Countering the stodgy, technical product marketing from a past era in B2B, marketing leaders called for a new approach to copy and content. They wanted it simplified, shorter, and even democratic for the masses.

“Everybody who visits our website or reads our articles should understand what we do,” many marketing leaders would say. “It doesn’t matter how junior or how senior they are or where they sit in the org.”

As one well-known (infamous?) digital marketer wrote in 2015, “To be a good writer means mastery of…different things, like grammar, punctuation, and spelling…I would say that those skills, crucial as they are, aren’t as important as…creating easy-to-read content and making complex topics simple.”

Reputable content-marketers echoed the sentiment. One of the most popular marketing books of the 2010s, “Everybody Writes,” warned against jargon and buzz phrases, as well.

Many teams pivoted. They hacked paragraphs. They banned polysyllabic words. They put density on a diet.

But within B2B healthcare and health tech marketing, that may have been a mistake.

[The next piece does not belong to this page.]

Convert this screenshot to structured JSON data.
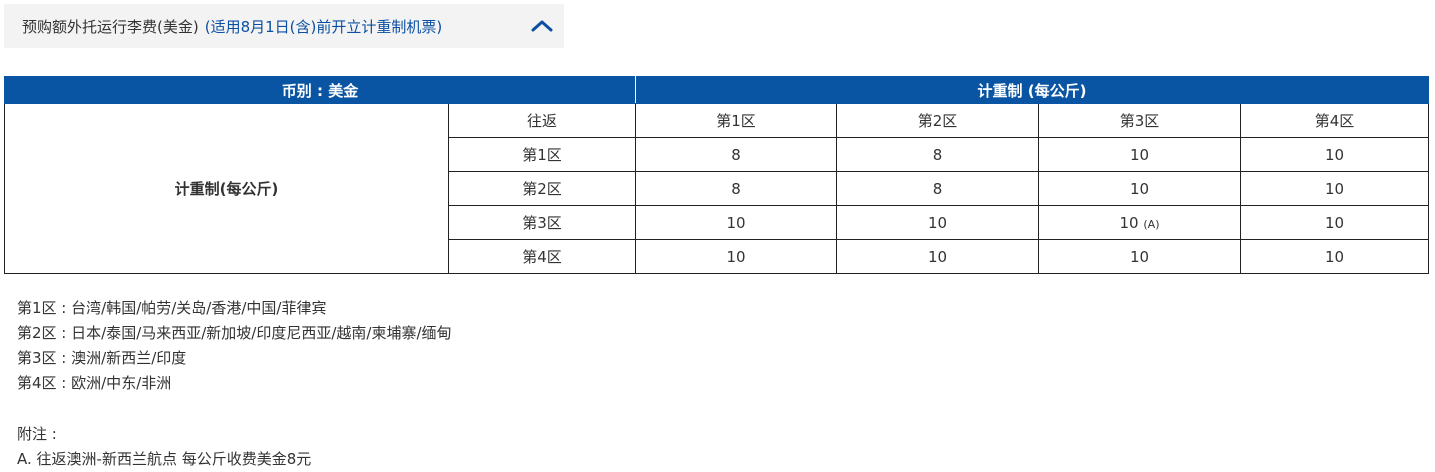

And arguably, that approach may have abandoned the people who matter most and ushered in healthcare’s and health tech’s own “yoga babble” era.


In interviews, O’Brien defended his language, as many other writers (e.g., Junot Diaz) who used similar tactics have had to do. Despite clamors for clarity, O’Brien argued that the voice on the page reflects the reality of the characters’ lives.

A similar approach is worth considering in B2B healthcare and health tech marketing, too. Forward-leaning marketing leaders know that their products are not for everyone, and as a result, neither is their marketing. Both products and marketing are for some of the most educated people in the world in arguably the most complex industry in the world — U.S. healthcare. So why write for the masses?

Plenty of consumer marketing leans on hyperspecificity to reflect a premium or exclusive product. (I own North Face boots. I do not portage in the vastness of the Canadian wilderness.) Similarly, medical directors don’t want to learn generically about an advanced primary care service the way that the general public would. They want to understand in their own language its clinical integrity, its dexterity in identifying and handling prevalent conditions, its model’s ability to improve upstream and downstream outcomes and reduce high-intensity care, and so on.

That’s the reality of their (professional) lives.


In the end, B2B marketing teams within healthcare and health tech overindexed on the “simplify” movement, in my opinion, or at the very least, misplaced the emphasis on simplification. (I’d argue that it’s the mechanics to simplify, not the topic. Value-based reimbursement models. Fraud, waste, and abuse. Chronic care management. What we do, and what our buyers do, is never simple.)

The consequence may have been significant. Some colleagues and connections have told me that the oversimplified messaging that’s become common in healthcare and health tech has left buying teams unsure of the brand’s category and the products’ value proposition. If that has not impacted revenue, it’s likely impacted top- and middle-funnel engagement and lead generation.

Luckily, many brands’ GTM strategy is becoming more mature, focusing their efforts on their ideal customer profile and personas instead of anyone who can access the website domain. Meanwhile role- and account-based targeting has become more precise, enabling faster feedback on the richer, more-realistic messaging and content that teams test. Perhaps a new movement may emerge on the language we market with.